Ask students if they know other stories about wolves.

If students need prompting, ask if they know the story “Little Red Riding Hood.”

Are the wolves in those stories similar to the one in “The Three Little Pigs”?

Now tell students they are going to hear an Anishinaabe story about a wolf.

Make sure students know that the Anishinaabe are a group of culturally related First Nations peoples living in central Canada and the United States, including the Algonquin, Odawa, Ojibwe, Potawatomi, and Oji-Cree.

If you have a copy, read them the story “Original Man Walks the Earth” from the book The Mishomis Book.

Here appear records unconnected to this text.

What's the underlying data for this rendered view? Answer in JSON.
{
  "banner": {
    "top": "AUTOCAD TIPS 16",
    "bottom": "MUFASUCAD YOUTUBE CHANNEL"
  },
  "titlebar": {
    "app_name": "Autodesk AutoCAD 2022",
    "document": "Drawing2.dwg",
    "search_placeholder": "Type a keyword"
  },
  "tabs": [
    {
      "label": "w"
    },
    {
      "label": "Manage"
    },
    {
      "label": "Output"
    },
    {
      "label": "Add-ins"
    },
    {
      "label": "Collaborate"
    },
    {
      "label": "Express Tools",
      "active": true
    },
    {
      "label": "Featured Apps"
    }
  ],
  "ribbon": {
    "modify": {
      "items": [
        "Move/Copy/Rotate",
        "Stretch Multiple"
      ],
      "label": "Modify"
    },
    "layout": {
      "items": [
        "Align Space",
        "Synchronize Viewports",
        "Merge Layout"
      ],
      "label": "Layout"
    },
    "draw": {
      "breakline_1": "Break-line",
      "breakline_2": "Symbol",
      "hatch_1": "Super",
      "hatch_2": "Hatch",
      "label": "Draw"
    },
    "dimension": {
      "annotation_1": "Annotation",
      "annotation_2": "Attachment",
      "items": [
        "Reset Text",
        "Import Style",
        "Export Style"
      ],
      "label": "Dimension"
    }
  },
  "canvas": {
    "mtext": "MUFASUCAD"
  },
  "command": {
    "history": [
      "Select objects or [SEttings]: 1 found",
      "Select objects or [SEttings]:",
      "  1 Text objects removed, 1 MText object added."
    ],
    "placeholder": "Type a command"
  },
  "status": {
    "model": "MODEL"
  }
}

If not, you can play this video instead, starting from 3:50 and going to 5:40, or read from the transcript at that site.

 

Ask students:

How is the wolf in the story (Ma’iingan) different from wolf in “The Three Little Pigs” or “Little Red Riding Hood?”

Ma’iingan is a friend and even a brother to humanity in this story, while the wolf in the other stories is seen as being dangerous.

 

 

 

Why do you think the Anishinaabe might have seen wolves so differently from the European people who wrote those other stories?

Highlight:

 

Part of Anishinaabeg culture is the idea that all living things owe something to all other living things. That makes it harder to see any animal as being totally “bad” and animals are seen as teachers.

Historically, the Anishinaabeg did not raise small animals such as chickens, so they were less likely to see wolves as a danger to their food supply.

Like many other Indigenous nations, the Anishinaabeg actively looked after the resources they used. Because wolves help control the population of deer, which the Anishinaabeg hunted (and many still hunt today) they could have been seen as helping to do this.

 

 

 

Be careful to avoid and immediately correct any negative stereotypes about Anishinaabe or Indigenous people that treat them as being “primitive” or living in the wilderness.

Make sure students understand that they lived in large communities and carefully looked after the resources that they used.